The following code reproduces my problem with a sample dataset.

# Required package
library(scdensity)

# Sample data
x <- c(0.01, 0.3, 0.5, 0.99)

This code chunk demonstrates that the arguments constraint = "boundedLeft" and opts = list(lowerBound = 0) produce the expected result of density estimates of 0 for x < 0.

# Lower bound

dens1 <- scdensity(x, 
                   constraint = c("boundedLeft"),
                   opts = list(lowerBound = 0))
plot(dens1)
#> Warning in regularize.values(x, y, ties, missing(ties), na.rm = na.rm):
#> collapsing to unique 'x' values

This chunk demonstrates that constraint = "boundedRight" and opts = list(upperBound = 1) results in non-zero density estimates for x > 0, which seems inconsistent with the what was specified in the arguments.

# Upper bound

dens2 <- scdensity(x, 
                   constraint = c("boundedRight"),
                   opts = list(upperBound = 1))
plot(dens2)

This chunk demonstrates that when both upper and lower bounds are specified, only the lower bound appears to work as expected.

# Lower & upper bounds

dens3 <- scdensity(x, 
                   constraint = c("boundedLeft", "boundedRight"),
                   opts = list(lowerBound = 0, upperBound = 1))
plot(dens3)
#> Warning in regularize.values(x, y, ties, missing(ties), na.rm = na.rm):
#> collapsing to unique 'x' values

^{Created on 2024-08-19 with reprex v2.1.0}

Solution

scdensity author here. Thanks for bringing this to my attention! There is indeed a bug. If you need to fix it for immediate use, here's how to modify the source: in weightedKDE.R, starting at line 420, the following code appears:

  if ("boundedRight" %in% P$constraints) {
    gR <- P$g[P$g >= P$upperBound]
    if (!symmetric) {
      AshapeNew <- NormalGridFcn(gR, 0, P$y, P$h)
    } else {
      if (P$upperBound < P$PoS) {
        stop("The upper bound cannot be less than the point of symmetry.")
      }
      if ("boundedLeft" %in% P$constraints) {
        if (!isTRUE(all.equal(P$lowerBound + P$upperBound, 2*P$PoS))) {
          stop("Lower and upper bounds must be equidistant from the point of symmetry.")
        }
      } else {
        AshapeNew <- NormalGridFcn(gR, 0, yL, P$h) + NormalGridFcn(gR, 0, yR, P$h)
        P$Ashape <- rbind(P$Ashape, -AshapeNew)   # <-- PROBLEM
        P$bshape <- c(P$bshape, rep(-P$boundTol, dim(AshapeNew)[1]))   # <-- PROBLEM
      }
    }
  # *** PROBLEM lines should go here ***
  }

The two lines marked PROBLEM are in the wrong place; they should be moved down out of the else block. The way it is shown above, the constraints in AshapeNew never get written to the constraint matrix P$Ashape.

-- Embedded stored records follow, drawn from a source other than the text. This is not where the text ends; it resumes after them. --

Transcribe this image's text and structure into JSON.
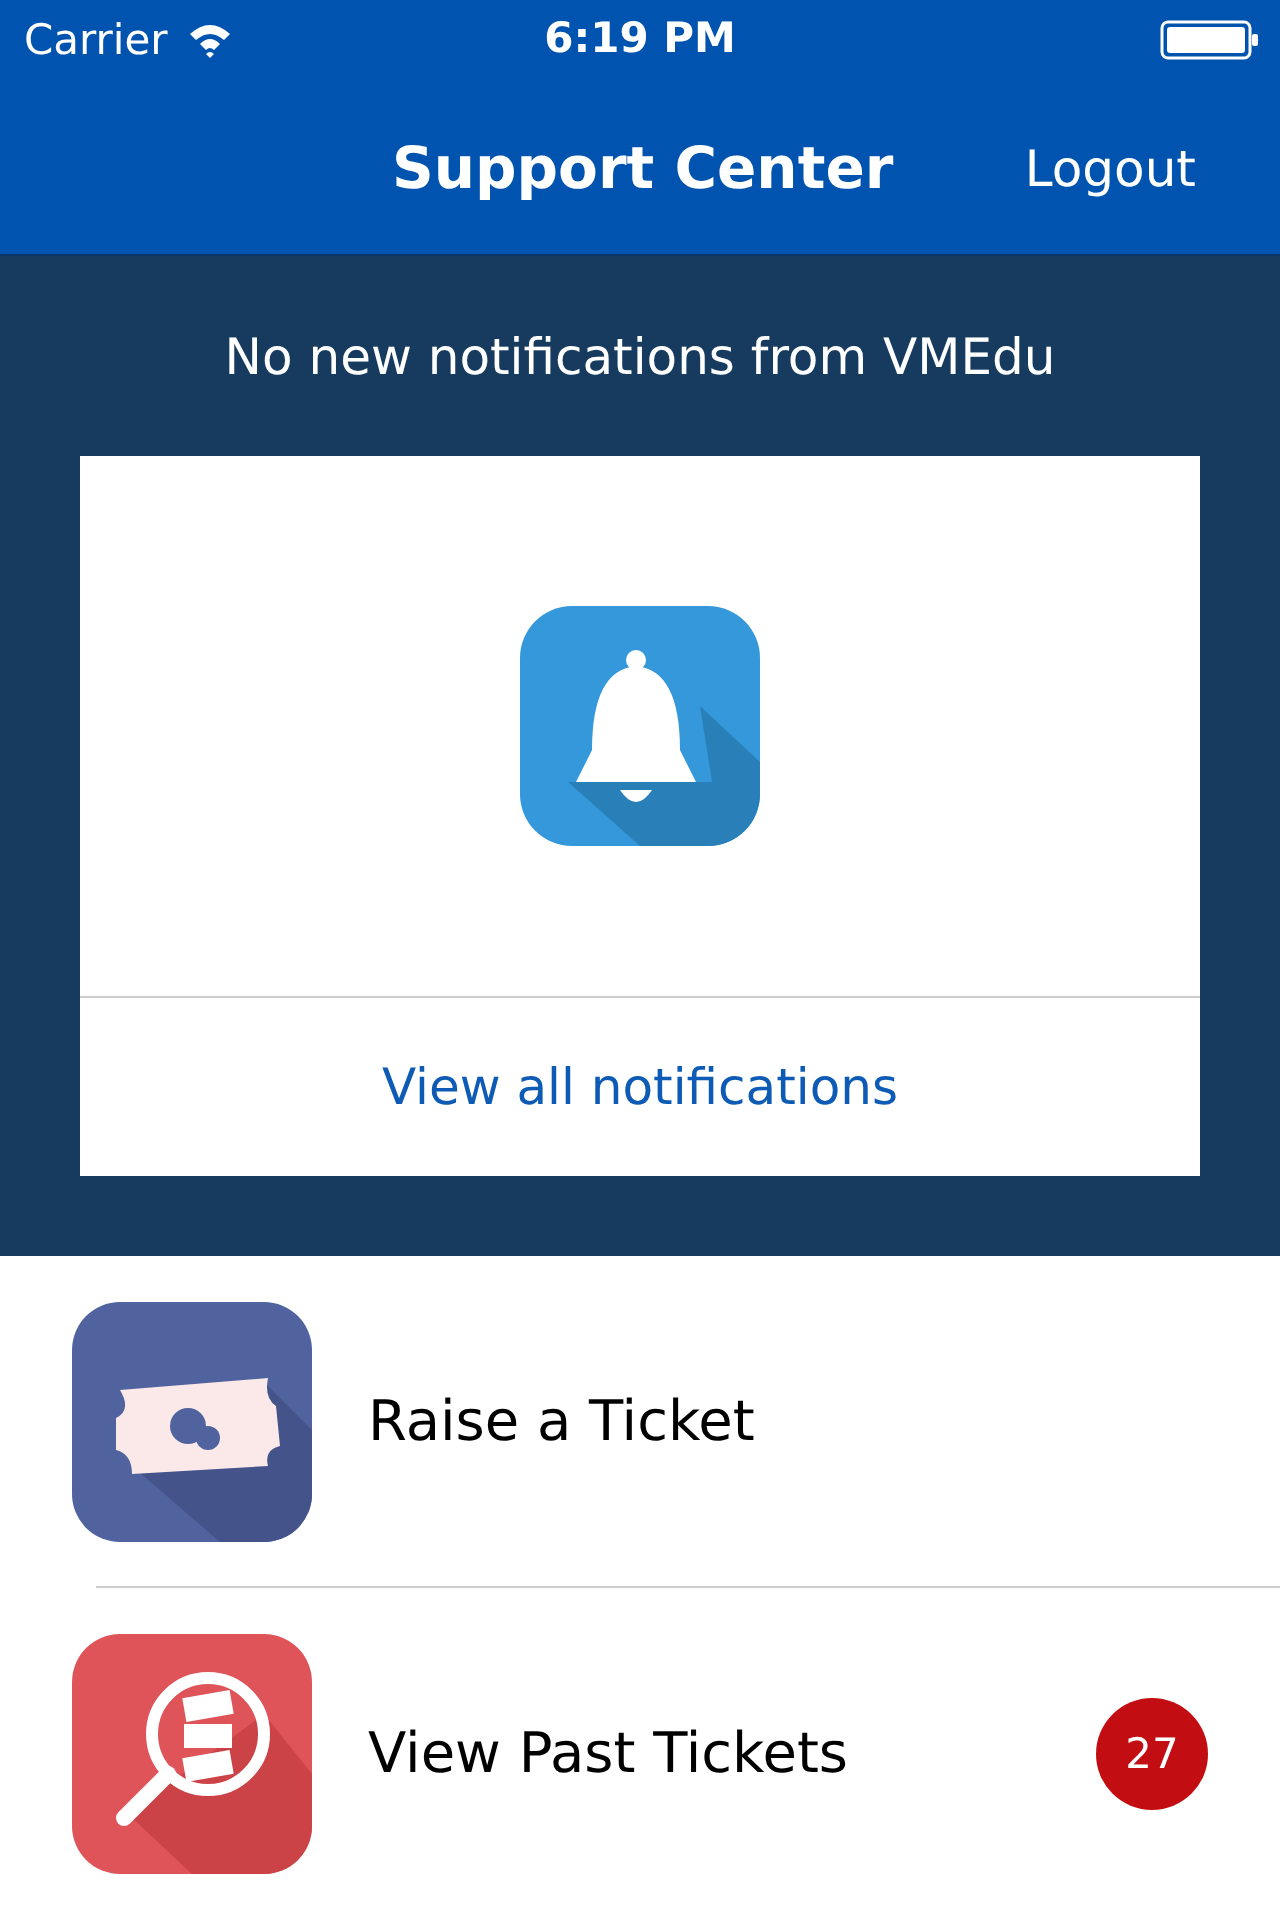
{
  "status_bar": {
    "carrier": "Carrier",
    "time": "6:19 PM"
  },
  "nav": {
    "title": "Support Center",
    "action": "Logout"
  },
  "notifications": {
    "message": "No new notifications from VMEdu",
    "link": "View all notifications"
  },
  "menu": [
    {
      "label": "Raise a Ticket"
    },
    {
      "label": "View Past Tickets",
      "badge": "27"
    }
  ]
}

The code has a lot of branching logic due to the many possible combinations of constraints; these lines ended up in the wrong place. Not sure how it escaped my notice during development!

I'll try to get an update through CRAN as soon as I can.

By the way, probably it's already clear to you, but scdensity will only produce estimates that go to zero on both sides, because it's using a Gaussian KDE. So, if your proportion's true distribution is not negligible near 0 and 1, you will need to try something different.